Dyson, the manufacturer of high-tech vacuum cleaners and restroom hand dryers, has acquired Michigan startup Sakti3 for $90 million in cash, as reported by Quartz. Founder and CEO Ann Marie Sastry will oversee development of her company’s solid-state battery technology as an executive for Dyson.
UK-based Dyson, which invested $15 million in Sakti3 last March, also plans to build a new battery production plant, with an investment of up to $1 billion.

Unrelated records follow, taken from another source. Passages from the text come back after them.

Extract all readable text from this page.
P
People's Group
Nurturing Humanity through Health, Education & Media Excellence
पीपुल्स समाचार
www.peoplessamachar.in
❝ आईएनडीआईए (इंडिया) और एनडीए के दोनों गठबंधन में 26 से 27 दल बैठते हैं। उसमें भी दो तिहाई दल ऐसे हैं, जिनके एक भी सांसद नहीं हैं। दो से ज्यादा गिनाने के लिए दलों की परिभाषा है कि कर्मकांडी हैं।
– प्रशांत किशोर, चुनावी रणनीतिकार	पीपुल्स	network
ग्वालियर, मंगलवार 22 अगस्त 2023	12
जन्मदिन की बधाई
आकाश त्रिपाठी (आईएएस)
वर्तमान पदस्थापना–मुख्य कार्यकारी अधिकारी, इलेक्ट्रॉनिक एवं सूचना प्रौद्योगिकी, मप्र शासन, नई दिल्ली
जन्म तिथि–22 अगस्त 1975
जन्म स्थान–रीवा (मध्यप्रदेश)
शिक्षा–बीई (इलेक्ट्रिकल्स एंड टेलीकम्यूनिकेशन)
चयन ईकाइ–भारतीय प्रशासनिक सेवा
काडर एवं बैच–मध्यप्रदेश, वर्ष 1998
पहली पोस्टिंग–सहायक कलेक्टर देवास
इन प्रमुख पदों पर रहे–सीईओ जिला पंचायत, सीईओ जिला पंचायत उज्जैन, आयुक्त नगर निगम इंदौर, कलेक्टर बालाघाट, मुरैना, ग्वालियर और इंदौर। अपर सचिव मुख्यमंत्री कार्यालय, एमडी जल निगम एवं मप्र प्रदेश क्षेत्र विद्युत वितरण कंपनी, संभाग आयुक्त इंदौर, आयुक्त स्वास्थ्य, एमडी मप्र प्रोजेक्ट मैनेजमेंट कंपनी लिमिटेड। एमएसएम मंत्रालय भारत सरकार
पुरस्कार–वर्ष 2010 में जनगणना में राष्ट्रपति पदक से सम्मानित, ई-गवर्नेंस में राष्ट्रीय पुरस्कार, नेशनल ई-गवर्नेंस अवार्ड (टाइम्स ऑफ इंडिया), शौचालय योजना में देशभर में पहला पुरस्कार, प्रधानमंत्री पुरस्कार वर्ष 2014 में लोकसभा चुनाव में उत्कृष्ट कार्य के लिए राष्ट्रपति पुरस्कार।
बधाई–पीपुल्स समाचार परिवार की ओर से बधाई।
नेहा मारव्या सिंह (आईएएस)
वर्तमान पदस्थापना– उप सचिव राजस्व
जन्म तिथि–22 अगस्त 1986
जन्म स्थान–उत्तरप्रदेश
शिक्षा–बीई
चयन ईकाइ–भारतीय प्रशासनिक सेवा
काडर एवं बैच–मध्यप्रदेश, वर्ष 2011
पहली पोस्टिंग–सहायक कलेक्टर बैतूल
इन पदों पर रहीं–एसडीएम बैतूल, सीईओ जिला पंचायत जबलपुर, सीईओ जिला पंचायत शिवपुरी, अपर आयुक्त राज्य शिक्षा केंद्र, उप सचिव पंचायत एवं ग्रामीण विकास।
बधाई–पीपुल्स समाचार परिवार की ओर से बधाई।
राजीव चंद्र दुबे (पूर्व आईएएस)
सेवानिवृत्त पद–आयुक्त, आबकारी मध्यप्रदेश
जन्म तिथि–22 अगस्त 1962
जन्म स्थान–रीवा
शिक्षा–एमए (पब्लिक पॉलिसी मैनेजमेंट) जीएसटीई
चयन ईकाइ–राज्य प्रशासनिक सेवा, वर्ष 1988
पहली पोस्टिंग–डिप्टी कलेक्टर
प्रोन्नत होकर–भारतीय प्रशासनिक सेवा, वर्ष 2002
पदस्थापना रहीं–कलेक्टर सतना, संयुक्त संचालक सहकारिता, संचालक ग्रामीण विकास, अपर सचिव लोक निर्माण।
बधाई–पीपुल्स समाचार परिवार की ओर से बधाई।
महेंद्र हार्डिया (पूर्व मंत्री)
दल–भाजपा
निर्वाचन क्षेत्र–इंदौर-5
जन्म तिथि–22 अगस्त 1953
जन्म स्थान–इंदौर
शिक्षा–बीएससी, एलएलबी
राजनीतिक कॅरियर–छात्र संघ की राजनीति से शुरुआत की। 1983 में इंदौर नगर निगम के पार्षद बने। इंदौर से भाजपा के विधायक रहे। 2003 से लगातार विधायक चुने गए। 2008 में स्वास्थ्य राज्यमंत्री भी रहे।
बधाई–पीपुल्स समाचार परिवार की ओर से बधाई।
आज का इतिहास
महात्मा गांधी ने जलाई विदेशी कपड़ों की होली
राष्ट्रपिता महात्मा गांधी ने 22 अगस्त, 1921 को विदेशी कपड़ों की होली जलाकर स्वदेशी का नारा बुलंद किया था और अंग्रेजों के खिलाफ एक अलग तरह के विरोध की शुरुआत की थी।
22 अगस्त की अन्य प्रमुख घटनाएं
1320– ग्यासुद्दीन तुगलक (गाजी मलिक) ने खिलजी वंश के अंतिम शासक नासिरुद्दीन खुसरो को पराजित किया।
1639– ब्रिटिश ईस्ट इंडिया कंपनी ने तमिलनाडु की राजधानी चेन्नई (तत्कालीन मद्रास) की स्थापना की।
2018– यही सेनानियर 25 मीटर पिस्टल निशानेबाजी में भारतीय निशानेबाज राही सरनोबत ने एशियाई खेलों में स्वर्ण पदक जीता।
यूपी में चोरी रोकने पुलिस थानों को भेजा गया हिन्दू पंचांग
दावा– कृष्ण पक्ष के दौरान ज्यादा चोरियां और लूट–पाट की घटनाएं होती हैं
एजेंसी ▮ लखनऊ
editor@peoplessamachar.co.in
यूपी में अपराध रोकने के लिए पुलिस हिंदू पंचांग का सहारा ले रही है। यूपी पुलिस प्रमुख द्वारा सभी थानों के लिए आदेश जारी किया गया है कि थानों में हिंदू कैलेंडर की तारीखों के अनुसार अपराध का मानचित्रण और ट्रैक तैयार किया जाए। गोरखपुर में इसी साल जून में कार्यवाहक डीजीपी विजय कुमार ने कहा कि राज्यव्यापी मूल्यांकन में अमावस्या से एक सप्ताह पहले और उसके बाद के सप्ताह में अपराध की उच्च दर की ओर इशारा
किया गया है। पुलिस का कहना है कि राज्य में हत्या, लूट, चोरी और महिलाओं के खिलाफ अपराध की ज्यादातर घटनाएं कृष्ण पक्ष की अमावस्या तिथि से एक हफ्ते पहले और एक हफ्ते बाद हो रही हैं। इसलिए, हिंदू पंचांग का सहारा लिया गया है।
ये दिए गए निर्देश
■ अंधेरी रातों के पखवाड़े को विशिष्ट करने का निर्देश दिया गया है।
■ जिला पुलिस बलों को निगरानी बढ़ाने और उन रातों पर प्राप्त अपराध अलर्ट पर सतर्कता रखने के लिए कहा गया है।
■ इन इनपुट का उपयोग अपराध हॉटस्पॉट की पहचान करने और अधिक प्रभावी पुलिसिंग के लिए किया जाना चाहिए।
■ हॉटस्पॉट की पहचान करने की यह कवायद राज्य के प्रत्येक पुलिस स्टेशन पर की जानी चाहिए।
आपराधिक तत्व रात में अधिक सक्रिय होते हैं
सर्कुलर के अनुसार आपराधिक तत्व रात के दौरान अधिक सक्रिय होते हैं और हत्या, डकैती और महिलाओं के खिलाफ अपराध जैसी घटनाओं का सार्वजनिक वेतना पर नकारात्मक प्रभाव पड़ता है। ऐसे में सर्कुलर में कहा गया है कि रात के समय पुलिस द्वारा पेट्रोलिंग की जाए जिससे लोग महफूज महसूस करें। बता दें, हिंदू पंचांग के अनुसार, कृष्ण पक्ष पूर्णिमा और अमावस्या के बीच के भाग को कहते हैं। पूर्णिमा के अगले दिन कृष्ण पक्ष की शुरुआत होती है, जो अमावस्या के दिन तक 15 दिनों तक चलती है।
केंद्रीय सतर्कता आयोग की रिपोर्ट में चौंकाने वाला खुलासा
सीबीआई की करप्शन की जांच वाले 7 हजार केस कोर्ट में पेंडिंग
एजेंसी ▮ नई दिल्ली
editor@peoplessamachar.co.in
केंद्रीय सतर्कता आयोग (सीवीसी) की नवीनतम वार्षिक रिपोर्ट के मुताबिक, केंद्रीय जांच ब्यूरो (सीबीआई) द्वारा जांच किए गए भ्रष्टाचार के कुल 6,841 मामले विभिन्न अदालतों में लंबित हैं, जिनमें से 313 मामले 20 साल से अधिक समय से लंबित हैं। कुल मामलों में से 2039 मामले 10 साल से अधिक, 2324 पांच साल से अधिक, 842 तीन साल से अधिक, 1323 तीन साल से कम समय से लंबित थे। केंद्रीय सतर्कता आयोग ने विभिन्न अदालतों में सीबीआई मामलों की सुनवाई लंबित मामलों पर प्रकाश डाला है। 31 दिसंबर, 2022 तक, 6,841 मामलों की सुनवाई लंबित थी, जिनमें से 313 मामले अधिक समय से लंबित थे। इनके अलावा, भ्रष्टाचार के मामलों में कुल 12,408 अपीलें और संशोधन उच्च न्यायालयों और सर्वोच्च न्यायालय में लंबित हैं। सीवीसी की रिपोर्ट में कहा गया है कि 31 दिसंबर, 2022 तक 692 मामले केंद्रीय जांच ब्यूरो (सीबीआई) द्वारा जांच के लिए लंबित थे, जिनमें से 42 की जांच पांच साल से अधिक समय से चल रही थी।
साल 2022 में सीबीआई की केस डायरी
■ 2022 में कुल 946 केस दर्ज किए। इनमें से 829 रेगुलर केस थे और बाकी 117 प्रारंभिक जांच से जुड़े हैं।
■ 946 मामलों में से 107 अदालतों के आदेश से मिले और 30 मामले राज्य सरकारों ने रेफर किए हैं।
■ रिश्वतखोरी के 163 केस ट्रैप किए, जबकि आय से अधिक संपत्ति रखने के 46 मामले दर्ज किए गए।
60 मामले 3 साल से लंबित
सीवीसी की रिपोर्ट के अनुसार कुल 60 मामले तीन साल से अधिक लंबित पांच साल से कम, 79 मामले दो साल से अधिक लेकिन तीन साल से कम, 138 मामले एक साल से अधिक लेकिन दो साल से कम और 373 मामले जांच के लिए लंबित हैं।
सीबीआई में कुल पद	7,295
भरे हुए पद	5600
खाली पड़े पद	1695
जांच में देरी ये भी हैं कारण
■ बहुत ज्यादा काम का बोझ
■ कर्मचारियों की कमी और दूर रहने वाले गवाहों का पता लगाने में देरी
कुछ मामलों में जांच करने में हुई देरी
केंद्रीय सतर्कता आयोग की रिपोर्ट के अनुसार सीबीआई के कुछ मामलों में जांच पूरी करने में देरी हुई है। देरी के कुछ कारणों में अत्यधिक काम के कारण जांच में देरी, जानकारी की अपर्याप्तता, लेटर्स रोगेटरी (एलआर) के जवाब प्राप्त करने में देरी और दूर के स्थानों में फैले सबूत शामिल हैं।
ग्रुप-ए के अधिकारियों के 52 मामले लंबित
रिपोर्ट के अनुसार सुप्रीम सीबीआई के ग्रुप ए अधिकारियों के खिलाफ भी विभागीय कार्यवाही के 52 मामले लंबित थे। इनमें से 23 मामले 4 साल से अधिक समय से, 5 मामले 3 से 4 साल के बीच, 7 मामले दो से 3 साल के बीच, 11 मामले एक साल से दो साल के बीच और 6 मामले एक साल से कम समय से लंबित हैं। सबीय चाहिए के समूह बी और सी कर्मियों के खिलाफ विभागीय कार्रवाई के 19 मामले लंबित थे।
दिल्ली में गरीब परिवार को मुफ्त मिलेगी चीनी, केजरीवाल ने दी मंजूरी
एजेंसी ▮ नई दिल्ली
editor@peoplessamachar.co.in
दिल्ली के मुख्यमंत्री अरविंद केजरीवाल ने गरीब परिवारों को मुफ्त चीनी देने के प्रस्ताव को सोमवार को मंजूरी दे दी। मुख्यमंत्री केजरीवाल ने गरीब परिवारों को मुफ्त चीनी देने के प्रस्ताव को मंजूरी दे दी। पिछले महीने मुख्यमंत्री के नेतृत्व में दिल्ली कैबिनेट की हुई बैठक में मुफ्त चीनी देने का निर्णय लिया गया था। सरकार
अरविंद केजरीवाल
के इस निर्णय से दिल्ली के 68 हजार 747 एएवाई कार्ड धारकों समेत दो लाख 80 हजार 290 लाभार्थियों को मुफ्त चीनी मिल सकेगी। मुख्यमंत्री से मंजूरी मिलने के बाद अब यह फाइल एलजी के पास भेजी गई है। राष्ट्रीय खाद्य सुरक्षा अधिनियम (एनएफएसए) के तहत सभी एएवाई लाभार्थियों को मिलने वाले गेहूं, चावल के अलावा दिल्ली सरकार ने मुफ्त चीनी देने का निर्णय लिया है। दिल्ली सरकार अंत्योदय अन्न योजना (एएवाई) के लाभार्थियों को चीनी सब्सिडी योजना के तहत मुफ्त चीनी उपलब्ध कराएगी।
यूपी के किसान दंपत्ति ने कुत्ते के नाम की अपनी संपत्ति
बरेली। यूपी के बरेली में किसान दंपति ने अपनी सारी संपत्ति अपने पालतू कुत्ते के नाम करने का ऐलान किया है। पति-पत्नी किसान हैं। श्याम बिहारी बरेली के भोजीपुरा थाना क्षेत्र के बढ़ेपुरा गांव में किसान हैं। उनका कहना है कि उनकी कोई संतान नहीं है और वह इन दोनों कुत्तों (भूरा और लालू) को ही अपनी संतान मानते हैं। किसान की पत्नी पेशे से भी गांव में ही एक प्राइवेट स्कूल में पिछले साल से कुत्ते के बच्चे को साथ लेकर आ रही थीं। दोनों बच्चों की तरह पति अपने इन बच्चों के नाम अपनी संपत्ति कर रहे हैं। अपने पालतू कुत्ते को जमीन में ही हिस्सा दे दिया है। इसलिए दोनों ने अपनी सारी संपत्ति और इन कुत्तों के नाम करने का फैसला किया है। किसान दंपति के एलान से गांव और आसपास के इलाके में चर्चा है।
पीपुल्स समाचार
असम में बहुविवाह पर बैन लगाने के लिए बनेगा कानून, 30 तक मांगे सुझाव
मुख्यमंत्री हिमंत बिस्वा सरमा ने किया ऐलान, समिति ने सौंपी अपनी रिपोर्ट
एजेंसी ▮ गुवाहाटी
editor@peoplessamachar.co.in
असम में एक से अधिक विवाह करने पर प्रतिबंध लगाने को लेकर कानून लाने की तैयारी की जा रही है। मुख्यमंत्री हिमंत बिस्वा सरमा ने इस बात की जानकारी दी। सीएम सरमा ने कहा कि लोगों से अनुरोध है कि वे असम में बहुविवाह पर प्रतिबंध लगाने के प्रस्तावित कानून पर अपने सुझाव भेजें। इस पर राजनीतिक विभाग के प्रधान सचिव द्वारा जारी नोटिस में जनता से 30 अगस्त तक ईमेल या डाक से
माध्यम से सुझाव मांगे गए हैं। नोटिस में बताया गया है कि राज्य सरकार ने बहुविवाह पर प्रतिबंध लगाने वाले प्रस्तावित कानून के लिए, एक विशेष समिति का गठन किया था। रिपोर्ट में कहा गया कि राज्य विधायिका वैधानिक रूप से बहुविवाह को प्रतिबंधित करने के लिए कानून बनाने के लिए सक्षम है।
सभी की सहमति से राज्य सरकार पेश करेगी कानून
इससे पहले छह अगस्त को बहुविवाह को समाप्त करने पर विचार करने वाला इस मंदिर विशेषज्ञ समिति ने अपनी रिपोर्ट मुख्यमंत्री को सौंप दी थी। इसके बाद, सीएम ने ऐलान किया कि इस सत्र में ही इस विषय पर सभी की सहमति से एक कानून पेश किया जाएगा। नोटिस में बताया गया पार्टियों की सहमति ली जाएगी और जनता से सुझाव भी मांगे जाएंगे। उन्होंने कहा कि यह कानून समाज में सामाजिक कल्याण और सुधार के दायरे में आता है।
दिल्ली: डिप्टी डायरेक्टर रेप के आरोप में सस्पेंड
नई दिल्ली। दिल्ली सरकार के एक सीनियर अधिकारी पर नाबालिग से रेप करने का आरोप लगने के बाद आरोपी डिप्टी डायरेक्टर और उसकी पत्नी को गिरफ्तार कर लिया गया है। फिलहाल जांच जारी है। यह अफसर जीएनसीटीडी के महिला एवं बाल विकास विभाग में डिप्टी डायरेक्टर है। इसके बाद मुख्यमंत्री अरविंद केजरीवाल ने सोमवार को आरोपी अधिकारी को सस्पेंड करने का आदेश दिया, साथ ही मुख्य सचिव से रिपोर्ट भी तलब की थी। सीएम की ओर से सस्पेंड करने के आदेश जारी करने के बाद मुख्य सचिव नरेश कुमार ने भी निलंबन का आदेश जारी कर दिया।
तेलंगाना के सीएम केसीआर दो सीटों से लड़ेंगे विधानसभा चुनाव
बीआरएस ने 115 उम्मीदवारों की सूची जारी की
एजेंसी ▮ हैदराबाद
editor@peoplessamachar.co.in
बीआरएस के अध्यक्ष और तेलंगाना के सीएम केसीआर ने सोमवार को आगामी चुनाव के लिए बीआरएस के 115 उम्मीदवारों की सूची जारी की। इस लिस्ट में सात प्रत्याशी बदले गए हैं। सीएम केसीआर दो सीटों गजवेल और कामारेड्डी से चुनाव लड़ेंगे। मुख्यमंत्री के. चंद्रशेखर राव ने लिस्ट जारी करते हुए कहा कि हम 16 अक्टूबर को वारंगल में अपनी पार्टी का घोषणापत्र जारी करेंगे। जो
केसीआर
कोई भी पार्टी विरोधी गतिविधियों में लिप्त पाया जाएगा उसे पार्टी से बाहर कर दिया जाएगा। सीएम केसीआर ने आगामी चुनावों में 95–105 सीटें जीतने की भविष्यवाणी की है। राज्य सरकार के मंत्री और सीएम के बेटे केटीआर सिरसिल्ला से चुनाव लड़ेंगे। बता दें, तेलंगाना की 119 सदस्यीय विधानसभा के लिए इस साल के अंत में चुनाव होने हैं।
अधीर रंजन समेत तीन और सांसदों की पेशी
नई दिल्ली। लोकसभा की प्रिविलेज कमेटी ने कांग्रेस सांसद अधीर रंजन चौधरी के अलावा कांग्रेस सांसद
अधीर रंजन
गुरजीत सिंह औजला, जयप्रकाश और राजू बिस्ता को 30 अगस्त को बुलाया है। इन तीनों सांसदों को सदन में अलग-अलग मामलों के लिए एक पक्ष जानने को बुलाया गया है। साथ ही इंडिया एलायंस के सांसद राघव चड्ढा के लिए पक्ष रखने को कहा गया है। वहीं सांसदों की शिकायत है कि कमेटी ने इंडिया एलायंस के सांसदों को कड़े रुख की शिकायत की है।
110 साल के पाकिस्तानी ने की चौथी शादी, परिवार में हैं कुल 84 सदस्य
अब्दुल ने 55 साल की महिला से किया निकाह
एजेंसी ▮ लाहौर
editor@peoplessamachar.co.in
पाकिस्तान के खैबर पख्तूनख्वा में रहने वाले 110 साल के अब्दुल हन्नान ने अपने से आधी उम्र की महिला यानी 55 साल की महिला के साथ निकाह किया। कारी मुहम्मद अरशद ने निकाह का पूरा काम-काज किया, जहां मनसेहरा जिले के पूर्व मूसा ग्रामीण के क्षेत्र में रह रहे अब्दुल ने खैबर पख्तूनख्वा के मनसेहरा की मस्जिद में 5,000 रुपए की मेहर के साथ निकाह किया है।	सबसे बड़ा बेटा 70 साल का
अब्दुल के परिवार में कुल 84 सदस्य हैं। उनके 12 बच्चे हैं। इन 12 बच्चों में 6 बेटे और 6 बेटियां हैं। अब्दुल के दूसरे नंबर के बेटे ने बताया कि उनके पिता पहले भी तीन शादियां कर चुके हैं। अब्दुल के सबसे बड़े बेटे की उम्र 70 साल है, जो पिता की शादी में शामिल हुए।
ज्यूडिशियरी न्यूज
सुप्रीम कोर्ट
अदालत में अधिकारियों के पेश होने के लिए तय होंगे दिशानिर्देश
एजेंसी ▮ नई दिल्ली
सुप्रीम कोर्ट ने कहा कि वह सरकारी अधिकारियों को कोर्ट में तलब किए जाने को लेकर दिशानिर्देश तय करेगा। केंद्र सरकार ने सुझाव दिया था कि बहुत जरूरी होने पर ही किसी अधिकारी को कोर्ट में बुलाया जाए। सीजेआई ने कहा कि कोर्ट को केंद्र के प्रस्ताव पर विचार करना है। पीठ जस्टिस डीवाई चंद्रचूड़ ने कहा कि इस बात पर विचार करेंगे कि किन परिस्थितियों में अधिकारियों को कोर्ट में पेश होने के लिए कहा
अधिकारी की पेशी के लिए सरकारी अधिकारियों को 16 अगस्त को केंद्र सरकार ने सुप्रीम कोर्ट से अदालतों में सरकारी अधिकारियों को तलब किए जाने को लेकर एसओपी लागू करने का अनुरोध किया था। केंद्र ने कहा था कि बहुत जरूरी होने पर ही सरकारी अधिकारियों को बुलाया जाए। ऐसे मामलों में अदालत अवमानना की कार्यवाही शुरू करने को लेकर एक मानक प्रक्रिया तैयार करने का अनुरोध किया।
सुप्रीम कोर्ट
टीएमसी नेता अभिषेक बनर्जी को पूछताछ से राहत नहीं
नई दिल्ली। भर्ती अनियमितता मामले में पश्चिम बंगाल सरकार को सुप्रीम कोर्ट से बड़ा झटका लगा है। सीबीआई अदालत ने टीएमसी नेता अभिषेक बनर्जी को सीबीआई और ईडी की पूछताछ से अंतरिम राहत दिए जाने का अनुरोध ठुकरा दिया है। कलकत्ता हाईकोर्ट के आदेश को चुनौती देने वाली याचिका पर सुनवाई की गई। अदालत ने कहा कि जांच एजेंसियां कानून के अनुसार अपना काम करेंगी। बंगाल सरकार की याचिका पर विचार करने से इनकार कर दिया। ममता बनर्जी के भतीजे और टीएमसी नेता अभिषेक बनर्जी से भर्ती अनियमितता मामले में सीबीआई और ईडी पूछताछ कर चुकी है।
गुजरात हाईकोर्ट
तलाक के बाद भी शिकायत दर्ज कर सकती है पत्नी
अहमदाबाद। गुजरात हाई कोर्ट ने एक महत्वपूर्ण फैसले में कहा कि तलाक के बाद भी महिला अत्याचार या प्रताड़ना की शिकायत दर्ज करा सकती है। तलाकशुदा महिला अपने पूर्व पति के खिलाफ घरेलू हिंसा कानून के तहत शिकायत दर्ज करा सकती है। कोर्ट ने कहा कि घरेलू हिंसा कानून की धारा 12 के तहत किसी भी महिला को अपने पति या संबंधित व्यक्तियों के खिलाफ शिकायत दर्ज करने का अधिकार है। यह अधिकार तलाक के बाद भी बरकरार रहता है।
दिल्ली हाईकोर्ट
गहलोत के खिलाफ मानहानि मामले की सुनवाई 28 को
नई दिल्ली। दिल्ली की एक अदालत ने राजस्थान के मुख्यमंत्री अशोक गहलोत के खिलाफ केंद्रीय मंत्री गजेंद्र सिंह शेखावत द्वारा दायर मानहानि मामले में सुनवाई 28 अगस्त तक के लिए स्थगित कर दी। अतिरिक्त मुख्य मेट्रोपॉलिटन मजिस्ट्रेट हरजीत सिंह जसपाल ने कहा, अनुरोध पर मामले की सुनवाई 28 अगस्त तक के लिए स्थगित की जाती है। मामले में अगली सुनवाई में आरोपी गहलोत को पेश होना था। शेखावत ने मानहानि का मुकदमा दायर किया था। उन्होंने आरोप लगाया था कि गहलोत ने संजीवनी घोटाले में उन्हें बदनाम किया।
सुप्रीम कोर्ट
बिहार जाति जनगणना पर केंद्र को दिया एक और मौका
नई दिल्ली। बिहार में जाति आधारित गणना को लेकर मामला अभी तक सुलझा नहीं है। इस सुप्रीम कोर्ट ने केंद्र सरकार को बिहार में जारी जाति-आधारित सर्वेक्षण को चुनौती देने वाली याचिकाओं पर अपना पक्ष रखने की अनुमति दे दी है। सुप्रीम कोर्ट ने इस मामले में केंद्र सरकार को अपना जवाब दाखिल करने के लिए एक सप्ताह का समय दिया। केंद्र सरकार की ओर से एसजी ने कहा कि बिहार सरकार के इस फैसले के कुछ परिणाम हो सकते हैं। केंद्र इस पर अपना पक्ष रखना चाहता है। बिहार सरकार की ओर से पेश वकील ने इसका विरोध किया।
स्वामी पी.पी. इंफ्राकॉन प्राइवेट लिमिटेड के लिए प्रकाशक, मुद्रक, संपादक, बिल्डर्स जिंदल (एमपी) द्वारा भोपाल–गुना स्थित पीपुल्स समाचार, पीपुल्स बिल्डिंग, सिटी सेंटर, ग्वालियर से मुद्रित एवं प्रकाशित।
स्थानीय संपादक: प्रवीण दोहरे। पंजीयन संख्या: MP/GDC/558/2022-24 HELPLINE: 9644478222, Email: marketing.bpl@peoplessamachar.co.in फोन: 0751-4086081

The EV community has followed Sakti3 closely – in August 2014, CEO Ann Marie Sastry told Scientific American that the company’s prototype solid-state battery cells had achieved energy density of 1,143 Watt-hours per liter – more than double that of today’s best lithium-ion batteries. GM Ventures invested a chunk of change in the company in September 2010, and some speculated that Sakti3 was a contender to provide batteries for GM’s upcoming 200-mile EV.
Solid-state tech was in the news again recently, as auto parts giant Bosch bought Seeo, another solid-state battery startup.
Is all of Sakti3’s pioneering work really going to end up as a way to improve battery life in cordless vacuums? Neither Sastry nor Dyson CEO James Dyson would comment on speculation about future plans to provide batteries for EVs, but Dyson did say that he’s not ruling out the possibility that Sakti3’s technology could be licensed to other companies.
“We are very fortunate indeed to join and become a contributor to not only Dyson, but hopefully help get solid-state battery technology out into commercial products much, much more quickly and efficiently,” said Sastry. “Where this will take us isn’t yet something we can comment on, but it is sure to be exciting.”